- Reconstruction of: Admiralty Islands languages
- Region: Admiralty Islands
- Reconstructed ancestors: Proto-Austronesian Proto-Malayo-Polynesian Proto-Oceanic ; ;
- Lower-order reconstructions: Proto–Eastern Admiralty; Proto–Western Admiralty; Yapese (possibly);

= Proto–Admiralty Islands language =

Reconstructed ancestor of the Admiralty Islands languages

Proto–Admiralty Islands (also known as Proto-Admiralty or Proto-Admiralties and abbreviated as PAdm) is the reconstructed ancestor of the Admiralty Islands languages of the Admiralty Islands, located in Papua New Guinea. It belongs to the Oceanic branch of the Austronesian languages.

It was reconstructed by Robert Blust in 1978 who showed that the languages form a subgroup within Oceanic. It was mentioned in detail by Malcolm Ross in 1998, who theorized a link with the two St. Matthias languages (Mussau and Tenis).

==Descendants==
Proto–Admiralty Islands separated into two languages: Proto–Eastern Admiralty and Proto–Western Admiralty. Today, around thirty languages make up the Admiralty Islands subgroup of Oceanic. It has been theorized that Yapese is a descendant or a sister language to Proto–Admiralty Islands.

==Phonology==

===Consonants===
The consonants of Proto–Admiralty Islands, according to Ross, are (parenthesis indicates an allophone):

Consonants
|  |  | Labiovelar | Bilabial | Alveolar | Palatal | Velar | Uvular |
| Nasal |  | *mʷ | *m | *n | *ɲ | *ŋ |  |
| Stop | voiceless |  | *p | *t |  | *k | *q |
| voiced |  | *b | *d, *dr |  | *g |  |
| Fricative |  | (*f) |  | *s | *c, *ɟ |  | *ʀ |
| Approximant |  | *w |  | *l, *r | *j |  |  |

- /*c/, like Proto-Oceanic, only occurs in word-medial position.
- [*f] is an allophone of /*p/ in word-medial position.
- /*ʀ/ was probably either [x] or [ɣ]. In the Eastern Admiralty languages, the reflex is usually [j], or sometimes [w] before /o/, while in the Western Admiralty languages, it disappears entirely.
- The voiced stops were probably prenasalized.

=== Vowels ===
Due to lack of vowel changes, Proto–Admiralty Islands had the same vowel system as Proto-Oceanic, *i, *e, *a, *o, *u, with no length contrast.

==Innovations==
Ross (1988) describes the innovations separating Proto–Admiralty Islands from Proto-Oceanic.

Phonologically, they are:
- Proto-Oceanic *R was lost before high vowels. For example, POc *Rumaq "house" became PAdm *um(a), but POc *Rapi "evening" > PAdm *(pa)Rafi.
- Proto-Oceanic *p became *f word-medially. For example, POc *Ropok "to fly" became PAdm *Rof(o).
- Loss of all Proto-Oceanic word-final consonants, an innovation commonly found throughout Oceanic. For example, POc *boRok "pig" became PAdm *bou.

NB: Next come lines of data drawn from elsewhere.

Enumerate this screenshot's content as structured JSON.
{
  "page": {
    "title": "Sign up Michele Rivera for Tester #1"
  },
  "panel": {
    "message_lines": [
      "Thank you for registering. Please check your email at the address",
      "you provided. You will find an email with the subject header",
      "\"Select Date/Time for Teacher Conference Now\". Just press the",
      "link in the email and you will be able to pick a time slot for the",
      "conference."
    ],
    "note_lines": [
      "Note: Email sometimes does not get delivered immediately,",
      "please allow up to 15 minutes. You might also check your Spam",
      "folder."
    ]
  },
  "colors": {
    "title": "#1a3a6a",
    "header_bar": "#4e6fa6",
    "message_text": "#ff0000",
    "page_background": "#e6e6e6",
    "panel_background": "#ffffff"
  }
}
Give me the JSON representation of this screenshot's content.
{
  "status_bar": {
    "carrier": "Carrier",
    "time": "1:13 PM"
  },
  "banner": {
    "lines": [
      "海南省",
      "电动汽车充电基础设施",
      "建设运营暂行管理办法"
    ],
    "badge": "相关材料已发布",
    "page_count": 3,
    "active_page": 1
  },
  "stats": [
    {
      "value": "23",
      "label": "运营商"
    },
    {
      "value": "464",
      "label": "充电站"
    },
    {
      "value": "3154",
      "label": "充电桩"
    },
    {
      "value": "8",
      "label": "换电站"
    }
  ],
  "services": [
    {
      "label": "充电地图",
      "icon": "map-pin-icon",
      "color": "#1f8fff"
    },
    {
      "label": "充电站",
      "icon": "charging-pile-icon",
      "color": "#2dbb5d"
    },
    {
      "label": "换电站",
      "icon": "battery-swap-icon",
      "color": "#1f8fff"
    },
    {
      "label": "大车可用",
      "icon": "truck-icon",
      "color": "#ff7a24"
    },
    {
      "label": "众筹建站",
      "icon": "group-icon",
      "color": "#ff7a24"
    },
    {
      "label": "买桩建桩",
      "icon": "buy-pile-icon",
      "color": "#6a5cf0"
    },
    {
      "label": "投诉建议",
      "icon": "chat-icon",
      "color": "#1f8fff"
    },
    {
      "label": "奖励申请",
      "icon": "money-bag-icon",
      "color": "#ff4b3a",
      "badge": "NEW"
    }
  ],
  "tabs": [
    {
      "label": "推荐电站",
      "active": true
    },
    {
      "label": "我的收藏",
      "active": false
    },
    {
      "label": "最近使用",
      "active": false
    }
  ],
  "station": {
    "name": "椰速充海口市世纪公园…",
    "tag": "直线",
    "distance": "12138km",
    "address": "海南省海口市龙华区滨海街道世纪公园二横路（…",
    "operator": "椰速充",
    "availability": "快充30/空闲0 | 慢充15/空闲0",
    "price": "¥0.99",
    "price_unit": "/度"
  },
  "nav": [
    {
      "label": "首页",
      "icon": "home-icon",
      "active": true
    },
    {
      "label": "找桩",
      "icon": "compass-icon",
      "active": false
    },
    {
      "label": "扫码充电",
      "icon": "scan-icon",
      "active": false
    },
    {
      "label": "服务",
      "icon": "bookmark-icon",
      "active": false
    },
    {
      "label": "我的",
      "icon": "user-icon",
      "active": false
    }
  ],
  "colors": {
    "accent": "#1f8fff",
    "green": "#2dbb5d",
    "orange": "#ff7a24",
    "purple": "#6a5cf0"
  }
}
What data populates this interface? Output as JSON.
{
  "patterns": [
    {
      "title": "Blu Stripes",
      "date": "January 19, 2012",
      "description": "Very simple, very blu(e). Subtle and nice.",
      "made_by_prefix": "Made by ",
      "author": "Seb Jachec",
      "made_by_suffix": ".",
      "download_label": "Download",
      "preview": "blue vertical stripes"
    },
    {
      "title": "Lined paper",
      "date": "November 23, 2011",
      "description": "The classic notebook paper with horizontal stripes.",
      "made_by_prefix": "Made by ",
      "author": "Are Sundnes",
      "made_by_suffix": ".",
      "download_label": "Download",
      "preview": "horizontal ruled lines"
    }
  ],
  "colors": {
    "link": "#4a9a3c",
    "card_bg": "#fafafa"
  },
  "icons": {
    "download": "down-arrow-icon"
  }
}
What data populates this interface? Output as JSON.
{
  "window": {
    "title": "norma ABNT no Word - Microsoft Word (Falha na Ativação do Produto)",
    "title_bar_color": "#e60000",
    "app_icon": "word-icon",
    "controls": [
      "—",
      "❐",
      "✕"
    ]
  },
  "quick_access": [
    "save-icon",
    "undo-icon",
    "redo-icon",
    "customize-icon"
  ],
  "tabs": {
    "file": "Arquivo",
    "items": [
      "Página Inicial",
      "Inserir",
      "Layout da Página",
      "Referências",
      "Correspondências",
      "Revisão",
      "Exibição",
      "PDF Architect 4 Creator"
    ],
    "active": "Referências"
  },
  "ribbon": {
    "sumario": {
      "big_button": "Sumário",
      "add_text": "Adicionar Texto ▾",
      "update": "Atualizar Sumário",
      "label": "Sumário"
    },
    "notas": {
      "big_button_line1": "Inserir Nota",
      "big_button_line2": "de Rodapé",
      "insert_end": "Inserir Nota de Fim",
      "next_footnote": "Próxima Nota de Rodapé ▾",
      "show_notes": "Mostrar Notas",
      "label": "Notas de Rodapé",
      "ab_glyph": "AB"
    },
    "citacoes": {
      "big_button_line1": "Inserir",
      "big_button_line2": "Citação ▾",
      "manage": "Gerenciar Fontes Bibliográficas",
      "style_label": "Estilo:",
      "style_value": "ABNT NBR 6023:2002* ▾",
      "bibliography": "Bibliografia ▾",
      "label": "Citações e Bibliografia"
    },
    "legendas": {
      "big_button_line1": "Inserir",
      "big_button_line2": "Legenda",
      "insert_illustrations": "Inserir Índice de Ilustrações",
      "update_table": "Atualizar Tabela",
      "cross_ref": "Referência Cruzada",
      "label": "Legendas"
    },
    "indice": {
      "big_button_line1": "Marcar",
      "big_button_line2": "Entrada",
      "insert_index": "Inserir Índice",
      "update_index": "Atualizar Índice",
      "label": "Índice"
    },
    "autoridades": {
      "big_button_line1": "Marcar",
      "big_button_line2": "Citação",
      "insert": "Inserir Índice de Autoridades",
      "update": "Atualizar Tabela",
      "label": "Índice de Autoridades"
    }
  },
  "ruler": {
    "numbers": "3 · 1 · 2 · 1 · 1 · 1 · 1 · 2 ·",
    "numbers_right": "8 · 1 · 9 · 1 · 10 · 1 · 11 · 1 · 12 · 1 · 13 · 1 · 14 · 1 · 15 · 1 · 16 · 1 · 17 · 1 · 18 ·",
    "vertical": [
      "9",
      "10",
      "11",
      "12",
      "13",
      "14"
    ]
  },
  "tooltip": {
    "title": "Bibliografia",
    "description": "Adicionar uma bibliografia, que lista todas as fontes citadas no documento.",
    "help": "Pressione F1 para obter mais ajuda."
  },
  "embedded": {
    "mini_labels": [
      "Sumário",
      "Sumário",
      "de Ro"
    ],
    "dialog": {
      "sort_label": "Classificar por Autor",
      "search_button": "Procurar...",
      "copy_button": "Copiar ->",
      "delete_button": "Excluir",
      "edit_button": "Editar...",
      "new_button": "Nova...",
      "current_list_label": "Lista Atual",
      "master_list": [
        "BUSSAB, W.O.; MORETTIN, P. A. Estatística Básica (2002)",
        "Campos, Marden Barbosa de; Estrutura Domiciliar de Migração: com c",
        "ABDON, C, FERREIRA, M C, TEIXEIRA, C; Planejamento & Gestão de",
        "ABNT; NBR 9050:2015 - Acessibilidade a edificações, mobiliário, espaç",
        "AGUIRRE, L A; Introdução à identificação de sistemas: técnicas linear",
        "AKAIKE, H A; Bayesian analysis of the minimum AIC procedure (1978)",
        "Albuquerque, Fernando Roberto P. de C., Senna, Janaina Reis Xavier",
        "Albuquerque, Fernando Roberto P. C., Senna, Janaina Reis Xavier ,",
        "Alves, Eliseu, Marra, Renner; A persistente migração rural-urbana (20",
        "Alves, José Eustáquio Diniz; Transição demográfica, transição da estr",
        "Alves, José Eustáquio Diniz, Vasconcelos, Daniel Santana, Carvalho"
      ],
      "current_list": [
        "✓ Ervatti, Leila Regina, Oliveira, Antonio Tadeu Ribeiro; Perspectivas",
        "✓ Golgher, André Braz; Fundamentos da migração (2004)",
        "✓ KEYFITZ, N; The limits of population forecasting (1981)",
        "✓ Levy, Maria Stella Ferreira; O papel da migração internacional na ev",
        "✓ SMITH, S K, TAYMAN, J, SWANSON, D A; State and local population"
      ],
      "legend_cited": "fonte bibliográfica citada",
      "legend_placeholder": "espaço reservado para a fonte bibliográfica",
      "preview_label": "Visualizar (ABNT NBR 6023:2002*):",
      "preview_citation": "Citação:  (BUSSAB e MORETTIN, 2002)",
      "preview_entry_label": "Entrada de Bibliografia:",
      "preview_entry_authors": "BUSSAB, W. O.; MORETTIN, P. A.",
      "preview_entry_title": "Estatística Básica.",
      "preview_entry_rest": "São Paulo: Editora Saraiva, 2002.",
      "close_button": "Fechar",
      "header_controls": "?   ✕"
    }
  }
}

Morphosyntactically, they are:
- Numeral classifiers are used in the sequence numeral + classifier (shared with Mussau), which forms a single word.
- "One" is used as a common article, both as an indefinite and definite article (also shared with Mussau).
- Proto-Oceanic non-singular possessive pronominal suffixes are lost and replaced by disjunctive pronouns.
- *-ña "third person singular possessive suffix" irregularly becomes *-na (Proto–Admiralty Islands did not merge *n and *ñ, such as POc *poñu "turtle" > PAdm *poñ(u)).
- *kita "first person inclusive plural disjunctive" irregularly becomes *ta (for expected *ita with loss of the first vowel).
- Verb reduplication, which is used to form the continuative aspect, is lost. Daughter languages usually form the continuative aspect by adding the auxiliary verb meaning "to stay".
- Coalescence of the article *na with common nouns, resulting in changes to the initial consonant.